Wheel of Fortune and Fantasy (2021)

This was the other film by Ryusuke Hamaguchi that was released in the same year as Drive My Car to similar critical acclaim. It’s anthology of three stories, all written by the director himself and all featuring a very feminine perspective. They’re very talky stories about romantic entanglements, unusually so for a male director, and it’s true that they are exceptional in drawing the viewer in and holding your attention. Still the situations are sometimes very contrived and it’s distinctly inferior to Drive My Car. It’s not bad, but not really what I like either.

In the first story, two women best friends have a long conversation in a taxi. Tsugumi gushes to Meiko about a new guy she met, how they instantly connected and might already be in love. After the taxi drops Tsugumi off, Meiko immediately rushes to an office to confront the guy who of course turns out to be her own ex-boyfriend. The second story involves Nao, a housewife who has gone back to university, attempting to seduce a professor Segawa who has won a literature prize for his novel. She does this by reading a passage from his novel which describes an erotic scene. The third story is about a woman, Natsuko, who travels back to her home town for a high school reunion but is disappointed not to see the person she wants to see. Then on the street she runs into just that person and they go have tea at her house but it turns out to be a case of mistaken identity.

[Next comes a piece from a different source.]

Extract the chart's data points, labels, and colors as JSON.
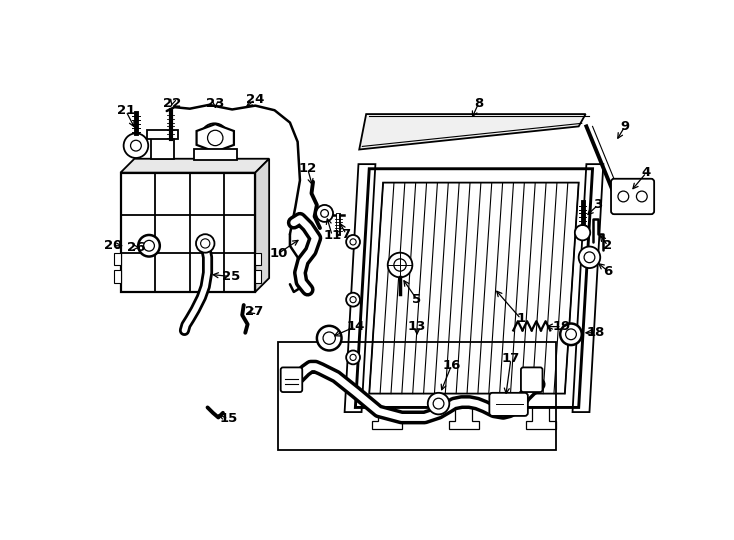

All three stories are women-centric and are all effectively long conversations that are about romantic or sexual relationships. The director’s magic is in writing and filming dialogue that feels lively and engaging despite them taking place in mostly mundane contexts. The first story is my least favorite of the lot. It relies on the coincidence of Tsugumi’s new potential boyfriend being Meiko’s ex and in the end just ends up being the usual love triangle that is of no real interest to me. The second story is more interesting and Nao reading an erotic passage is of course a fantastic scene. Yet it also relies on her being a very specific, and I feel, contrived type of character: a seemingly content housewife in most respects but is nonetheless addicted to sex with men other than her husband. The story dodges any real examination of her character and only focuses on how the professor and her seemingly find some common ground in his work while the professor himself remains scrupulously ethical in meeting her.

The third story is the best of the lot. My favorite detail here is that it exploits the Japanese sense of wanting to be polite and fit in. The second woman doesn’t actually recognize Natsuko but pretends to at first in order to be polite until it becomes too obvious to both that neither person is who the other one thought. Still they manage to become friends of a sort and provide closure to each other. I feel it’s unnecessary to explain that this is specifically set in a world in which a computer virus has temporarily made online communications impossible and leaked everyone’s data. Otherwise, I find it to be an original and meaningful story.

Even so, I’m not really a big fan of this collection of stories overall. They feel a little too small in scope and too mundane, more like exercises in writing and acting than a complete film. I definitely see how this and Drive My Car were made by the same director with its thematic similarities and the same delicate touch for capturing human conversation. It’s not bad but there’s no comparison with Drive My Car.